PHP includes about 30 operators, though we'll only cover the 10 or so that appear frequently in programs. The most recognizable would be + for addition, - for subtraction or negation, * for multiplication, and / for division. We can use these to enhance our range selection page so that it displays the midpoint in the range:

<p>From the range <?php echo $form_begin; ?>
to <?php echo $form_end; ?> I have selected the random number
<?php echo rand($form_begin, $form_end); ?>.  The midpoint is <?php
    $average = ($form_begin + $form_end) / 2;
    echo $average;
?>.</p>


PHP observes the traditional order of operations: Negation comes first, followed by division and multiplication in left-to-right order, followed by addition and subtraction in left-to-right order. You can use parentheses when you want to indicate a different order of operations; in the above example, we had to use the parentheses; otherwise, PHP would add form_begin to half of $form_end, which wouldn't be the average of the two values.

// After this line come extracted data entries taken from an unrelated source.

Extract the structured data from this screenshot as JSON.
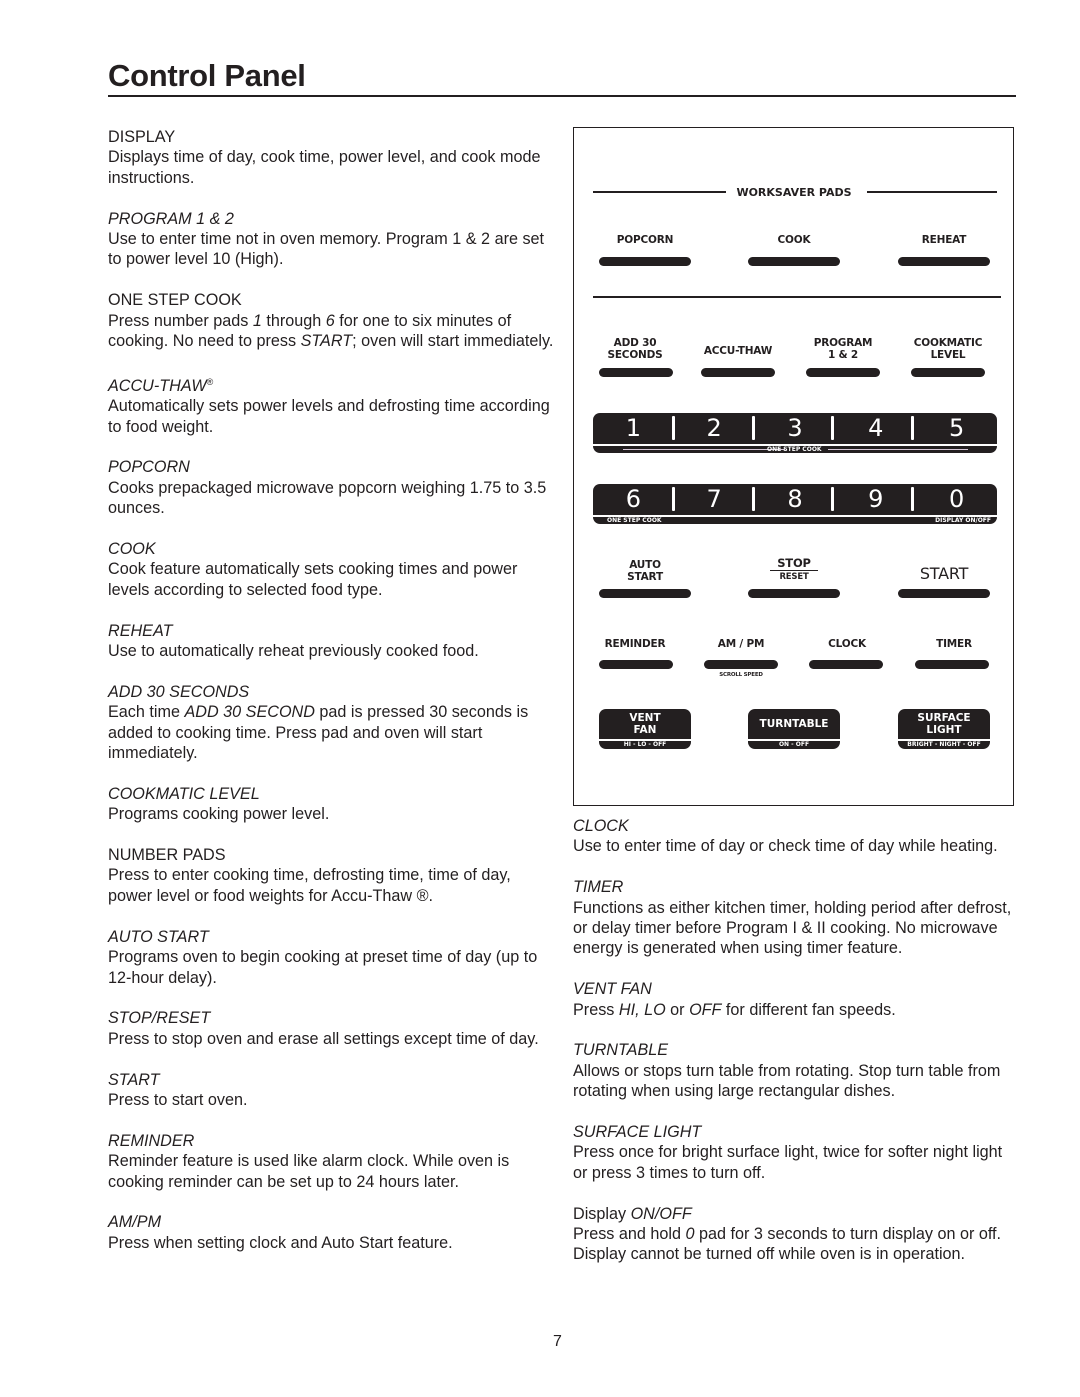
{
  "page": {
    "title": "Control Panel",
    "page_number": "7"
  },
  "left_entries": [
    {
      "head": "DISPLAY",
      "italic": false,
      "desc": "Displays time of day, cook time, power level, and cook mode instructions."
    },
    {
      "head": "PROGRAM 1 & 2",
      "italic": true,
      "desc": "Use to enter time not in oven memory.  Program 1 & 2 are set to power level 10 (High)."
    },
    {
      "head": "ONE STEP COOK",
      "italic": false,
      "desc_parts": [
        {
          "t": "Press number pads ",
          "i": false
        },
        {
          "t": "1",
          "i": true
        },
        {
          "t": " through ",
          "i": false
        },
        {
          "t": "6",
          "i": true
        },
        {
          "t": " for one to six minutes of cooking. No need to press ",
          "i": false
        },
        {
          "t": "START",
          "i": true
        },
        {
          "t": "; oven will start immediately.",
          "i": false
        }
      ]
    },
    {
      "head": "ACCU-THAW",
      "head_mark": "®",
      "italic": true,
      "desc": "Automatically sets power levels and defrosting time according to food weight."
    },
    {
      "head": "POPCORN",
      "italic": true,
      "desc": "Cooks prepackaged microwave popcorn weighing 1.75 to 3.5 ounces."
    },
    {
      "head": "COOK",
      "italic": true,
      "desc": "Cook feature automatically sets cooking times and power levels according to selected food type."
    },
    {
      "head": "REHEAT",
      "italic": true,
      "desc": "Use to automatically reheat previously cooked food."
    },
    {
      "head": "ADD 30 SECONDS",
      "italic": true,
      "desc_parts": [
        {
          "t": "Each time ",
          "i": false
        },
        {
          "t": "ADD 30 SECOND",
          "i": true
        },
        {
          "t": " pad is pressed 30 seconds is added to cooking time. Press pad and oven will start immediately.",
          "i": false
        }
      ]
    },
    {
      "head": "COOKMATIC LEVEL",
      "italic": true,
      "desc": "Programs cooking power level."
    },
    {
      "head": "NUMBER PADS",
      "italic": false,
      "desc": "Press to enter cooking time, defrosting time, time of day, power level or food weights for Accu-Thaw ®."
    },
    {
      "head": "AUTO START",
      "italic": true,
      "desc": "Programs oven to begin cooking at preset time of day (up to 12-hour delay)."
    },
    {
      "head": "STOP/RESET",
      "italic": true,
      "desc": "Press to stop oven and erase all settings except time of day."
    },
    {
      "head": "START",
      "italic": true,
      "desc": "Press to start oven."
    },
    {
      "head": "REMINDER",
      "italic": true,
      "desc": "Reminder feature is used like alarm clock. While oven is cooking reminder can be set up to 24 hours later."
    },
    {
      "head": "AM/PM",
      "italic": true,
      "desc": "Press when setting clock and Auto Start feature."
    }
  ],
  "right_entries": [
    {
      "head": "CLOCK",
      "italic": true,
      "desc": "Use to enter time of day or check time of day while heating."
    },
    {
      "head": "TIMER",
      "italic": true,
      "desc": "Functions as either kitchen timer, holding period after defrost, or delay timer before Program I & II cooking. No microwave energy is generated when using timer feature."
    },
    {
      "head": "VENT FAN",
      "italic": true,
      "desc_parts": [
        {
          "t": "Press ",
          "i": false
        },
        {
          "t": "HI, LO",
          "i": true
        },
        {
          "t": " or ",
          "i": false
        },
        {
          "t": "OFF",
          "i": true
        },
        {
          "t": " for different fan speeds.",
          "i": false
        }
      ]
    },
    {
      "head": "TURNTABLE",
      "italic": true,
      "desc": "Allows or stops turn table from rotating. Stop turn table from rotating when using large rectangular dishes."
    },
    {
      "head": "SURFACE LIGHT",
      "italic": true,
      "desc": "Press once for bright surface light, twice for softer night light or press 3 times to turn off."
    },
    {
      "head_parts": [
        {
          "t": "Display ",
          "i": false
        },
        {
          "t": "ON/OFF",
          "i": true
        }
      ],
      "desc_parts": [
        {
          "t": "Press and hold  ",
          "i": false
        },
        {
          "t": "0",
          "i": true
        },
        {
          "t": " pad for 3 seconds to turn display on or off.  Display cannot be turned off while oven is in operation.",
          "i": false
        }
      ]
    }
  ],
  "panel": {
    "worksaver_label": "WORKSAVER PADS",
    "row1": [
      "POPCORN",
      "COOK",
      "REHEAT"
    ],
    "row2": [
      {
        "line1": "ADD 30",
        "line2": "SECONDS"
      },
      {
        "line1": "ACCU-THAW",
        "line2": ""
      },
      {
        "line1": "PROGRAM",
        "line2": "1 & 2"
      },
      {
        "line1": "COOKMATIC",
        "line2": "LEVEL"
      }
    ],
    "numbers_top": [
      "1",
      "2",
      "3",
      "4",
      "5"
    ],
    "numbers_top_caption": "ONE STEP COOK",
    "numbers_bottom": [
      "6",
      "7",
      "8",
      "9",
      "0"
    ],
    "numbers_bottom_left_caption": "ONE STEP COOK",
    "numbers_bottom_right_caption": "DISPLAY ON/OFF",
    "auto_start": {
      "line1": "AUTO",
      "line2": "START"
    },
    "stop_reset": {
      "line1": "STOP",
      "line2": "RESET"
    },
    "start": "START",
    "row5": [
      "REMINDER",
      "AM / PM",
      "CLOCK",
      "TIMER"
    ],
    "scroll_speed": "SCROLL SPEED",
    "vent_fan": {
      "line1": "VENT",
      "line2": "FAN",
      "sub": "HI - LO - OFF"
    },
    "turntable": {
      "line1": "TURNTABLE",
      "sub": "ON - OFF"
    },
    "surface_light": {
      "line1": "SURFACE",
      "line2": "LIGHT",
      "sub": "BRIGHT - NIGHT - OFF"
    }
  }
}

There is another operator worth mentioning: The remainder operator, represented by the percent sign. When placed between two numbers, the resulting value is whatever remainder results when the first number is divided by the second number; for example, 28 % 9 would yield 1, since 9 goes into 28 three times with a remainder of 1. The remainder operator lies at the same precedence level as multiplication and division in PHP.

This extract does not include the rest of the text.